Question

Before changes to its management staff, an automobile assembly line operation had a scheduled mean completion time of 13.7 minutes. The standard deviation of completion times was 1.3 minutes. An analyst at the company suspects that, under new management, the mean completion time, μ, is now less than 13.7 minutes. To test this claim, a random sample of 30 completion times under new management was taken by the analyst. The sample had a mean of 13.1 minutes. Assume that the population is normally distributed. Can we support, at the 0.01 level of significance, the claim that the population mean completion time under new management is less than 13.7 minutes? Assume that the population standard deviation of completion times has not changed under new management.

Perform a one-tailed test. Then complete the parts below.

(a) State the null hypothesis H0 and the alternative hypothesis H1.

H0: μ ≥ 13.7
H1: μ < 13.7

(b) Determine the type of test statistic to use.

▼(Choose one) Z-test

(c) Find the value of the test statistic. (Round to three or more decimal places.)

(d) Find the p-value. (Round to three or more decimal places.)

(e) Can we support the claim that the population mean completion time under new management is less than 13.7 minutes?

Yes
No

Answer 1

The null hypothesis is that the mean completion time is greater than or equal to 13.7 minutes. The alternative hypothesis is that the mean completion time is less than 13.7 minutes. Using a Z-test, the test statistic is calculated to be -2.747. The p-value is approximately 0.003, which is less than the significance level of 0.01. Therefore, we can support the claim that the population mean completion time under new management is less than 13.7 minutes.

Step-by-step explanation:

(a) Null hypothesis (H0): μ ≥ 13.7

Alternative hypothesis (H1): μ < 13.7

(b) The type of test statistic to use is a Z-test.
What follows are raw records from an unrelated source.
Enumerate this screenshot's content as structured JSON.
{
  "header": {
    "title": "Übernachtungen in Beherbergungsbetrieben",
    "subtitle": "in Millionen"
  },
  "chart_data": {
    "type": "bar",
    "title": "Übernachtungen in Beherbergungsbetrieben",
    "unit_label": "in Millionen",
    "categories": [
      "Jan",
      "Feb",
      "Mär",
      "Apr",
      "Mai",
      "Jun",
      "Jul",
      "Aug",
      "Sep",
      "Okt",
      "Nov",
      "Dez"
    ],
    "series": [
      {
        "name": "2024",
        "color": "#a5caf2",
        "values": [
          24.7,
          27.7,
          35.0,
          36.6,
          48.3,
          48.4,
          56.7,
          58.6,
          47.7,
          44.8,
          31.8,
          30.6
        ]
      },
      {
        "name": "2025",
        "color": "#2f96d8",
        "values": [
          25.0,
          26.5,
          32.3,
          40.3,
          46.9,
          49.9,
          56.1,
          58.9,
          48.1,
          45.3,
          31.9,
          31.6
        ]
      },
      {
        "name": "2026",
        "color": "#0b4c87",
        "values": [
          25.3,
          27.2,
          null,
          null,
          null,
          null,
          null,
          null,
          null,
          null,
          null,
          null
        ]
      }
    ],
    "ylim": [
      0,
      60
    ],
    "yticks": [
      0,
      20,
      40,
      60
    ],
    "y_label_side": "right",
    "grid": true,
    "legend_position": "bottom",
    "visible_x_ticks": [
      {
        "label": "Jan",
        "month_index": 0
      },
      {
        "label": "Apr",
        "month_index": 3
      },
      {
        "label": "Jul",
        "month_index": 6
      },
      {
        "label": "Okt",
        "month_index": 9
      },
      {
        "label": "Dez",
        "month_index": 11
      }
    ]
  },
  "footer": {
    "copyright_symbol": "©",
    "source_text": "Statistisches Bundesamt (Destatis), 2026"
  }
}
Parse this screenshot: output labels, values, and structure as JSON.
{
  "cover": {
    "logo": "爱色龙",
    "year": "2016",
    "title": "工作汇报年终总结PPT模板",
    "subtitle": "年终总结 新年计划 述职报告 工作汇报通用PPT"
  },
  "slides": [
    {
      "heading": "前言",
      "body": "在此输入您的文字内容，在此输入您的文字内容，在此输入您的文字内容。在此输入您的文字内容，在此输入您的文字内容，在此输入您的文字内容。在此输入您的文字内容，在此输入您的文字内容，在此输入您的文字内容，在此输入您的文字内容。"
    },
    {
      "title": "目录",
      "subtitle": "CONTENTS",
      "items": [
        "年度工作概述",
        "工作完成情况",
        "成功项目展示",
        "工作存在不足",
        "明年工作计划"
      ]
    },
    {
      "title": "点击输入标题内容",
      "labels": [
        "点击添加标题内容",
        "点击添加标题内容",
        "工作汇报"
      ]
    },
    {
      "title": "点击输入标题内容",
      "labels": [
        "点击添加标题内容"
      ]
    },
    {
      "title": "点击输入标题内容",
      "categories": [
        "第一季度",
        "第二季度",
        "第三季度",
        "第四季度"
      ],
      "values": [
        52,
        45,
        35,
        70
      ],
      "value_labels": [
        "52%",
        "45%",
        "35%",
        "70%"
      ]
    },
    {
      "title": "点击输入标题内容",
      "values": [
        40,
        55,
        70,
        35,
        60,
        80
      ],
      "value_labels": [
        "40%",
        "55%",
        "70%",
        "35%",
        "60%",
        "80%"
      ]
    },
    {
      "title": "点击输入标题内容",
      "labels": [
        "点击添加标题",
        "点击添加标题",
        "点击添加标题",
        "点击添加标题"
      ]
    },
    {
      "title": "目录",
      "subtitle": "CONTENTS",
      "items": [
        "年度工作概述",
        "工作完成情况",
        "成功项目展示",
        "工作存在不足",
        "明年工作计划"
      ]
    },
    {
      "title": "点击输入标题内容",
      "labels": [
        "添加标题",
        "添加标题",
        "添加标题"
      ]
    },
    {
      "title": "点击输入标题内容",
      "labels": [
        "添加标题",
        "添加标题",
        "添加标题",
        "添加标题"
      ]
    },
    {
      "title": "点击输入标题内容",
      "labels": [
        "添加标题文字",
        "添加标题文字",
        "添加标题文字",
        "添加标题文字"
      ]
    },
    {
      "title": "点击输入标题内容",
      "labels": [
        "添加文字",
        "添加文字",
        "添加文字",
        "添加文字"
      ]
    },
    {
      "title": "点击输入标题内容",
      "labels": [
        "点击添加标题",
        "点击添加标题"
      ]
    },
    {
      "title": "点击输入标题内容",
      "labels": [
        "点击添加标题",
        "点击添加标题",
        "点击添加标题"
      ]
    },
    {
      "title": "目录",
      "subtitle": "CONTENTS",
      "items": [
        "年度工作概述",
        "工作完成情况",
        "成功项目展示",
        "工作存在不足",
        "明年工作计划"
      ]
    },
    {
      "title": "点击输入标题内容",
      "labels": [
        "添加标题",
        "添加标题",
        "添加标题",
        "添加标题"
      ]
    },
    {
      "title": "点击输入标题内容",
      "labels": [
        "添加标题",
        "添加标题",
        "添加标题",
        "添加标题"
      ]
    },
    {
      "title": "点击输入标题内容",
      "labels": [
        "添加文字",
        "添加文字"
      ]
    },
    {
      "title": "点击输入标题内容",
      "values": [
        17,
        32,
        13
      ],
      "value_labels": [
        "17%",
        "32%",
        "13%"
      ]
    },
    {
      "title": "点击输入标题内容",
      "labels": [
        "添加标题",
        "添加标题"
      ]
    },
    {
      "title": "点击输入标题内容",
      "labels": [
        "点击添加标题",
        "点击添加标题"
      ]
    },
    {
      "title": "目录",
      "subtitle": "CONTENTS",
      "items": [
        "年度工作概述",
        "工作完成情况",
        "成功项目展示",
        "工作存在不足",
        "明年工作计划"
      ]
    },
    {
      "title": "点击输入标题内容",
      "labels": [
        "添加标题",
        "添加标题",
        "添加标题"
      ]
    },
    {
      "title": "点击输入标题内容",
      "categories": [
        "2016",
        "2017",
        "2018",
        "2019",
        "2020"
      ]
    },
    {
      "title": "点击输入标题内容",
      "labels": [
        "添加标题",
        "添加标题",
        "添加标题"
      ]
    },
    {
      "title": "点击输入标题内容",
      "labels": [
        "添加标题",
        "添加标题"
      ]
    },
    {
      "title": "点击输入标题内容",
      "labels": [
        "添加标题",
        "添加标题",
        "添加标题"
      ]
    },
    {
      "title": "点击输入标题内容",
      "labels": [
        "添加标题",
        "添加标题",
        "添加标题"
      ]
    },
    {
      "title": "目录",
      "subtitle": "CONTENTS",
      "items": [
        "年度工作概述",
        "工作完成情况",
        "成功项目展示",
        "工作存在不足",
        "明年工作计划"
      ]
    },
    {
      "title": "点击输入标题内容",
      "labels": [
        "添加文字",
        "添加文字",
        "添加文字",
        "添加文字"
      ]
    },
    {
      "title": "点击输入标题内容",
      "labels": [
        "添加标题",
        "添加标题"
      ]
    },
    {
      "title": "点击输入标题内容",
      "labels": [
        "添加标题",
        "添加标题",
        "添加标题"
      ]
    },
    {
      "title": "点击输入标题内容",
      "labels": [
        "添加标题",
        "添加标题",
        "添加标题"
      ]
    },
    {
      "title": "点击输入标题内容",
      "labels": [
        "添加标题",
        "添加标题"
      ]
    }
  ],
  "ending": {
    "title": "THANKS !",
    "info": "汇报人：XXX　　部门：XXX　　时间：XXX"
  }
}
(c) The value of the test statistic is calculated using the formula:

Z = (Sample mean - Population mean) / (Population standard deviation / sqrt(sample size))

Z = (13.1 - 13.7) / (1.3 / sqrt(30)) = -2.747

(d) The p-value is the probability that the test statistic is as extreme as the observed value, assuming the null hypothesis is true. Since this is a left-tailed test, we need to find the probability of getting a Z-value less than -2.747. Using a Z-table or calculator, we can find that the p-value is approximately 0.003.

(e) Since the p-value (0.003) is less than the significance level of 0.01, we can reject the null hypothesis. Therefore, we have enough evidence to support the claim that the population mean completion time under new management is less than 13.7 minutes.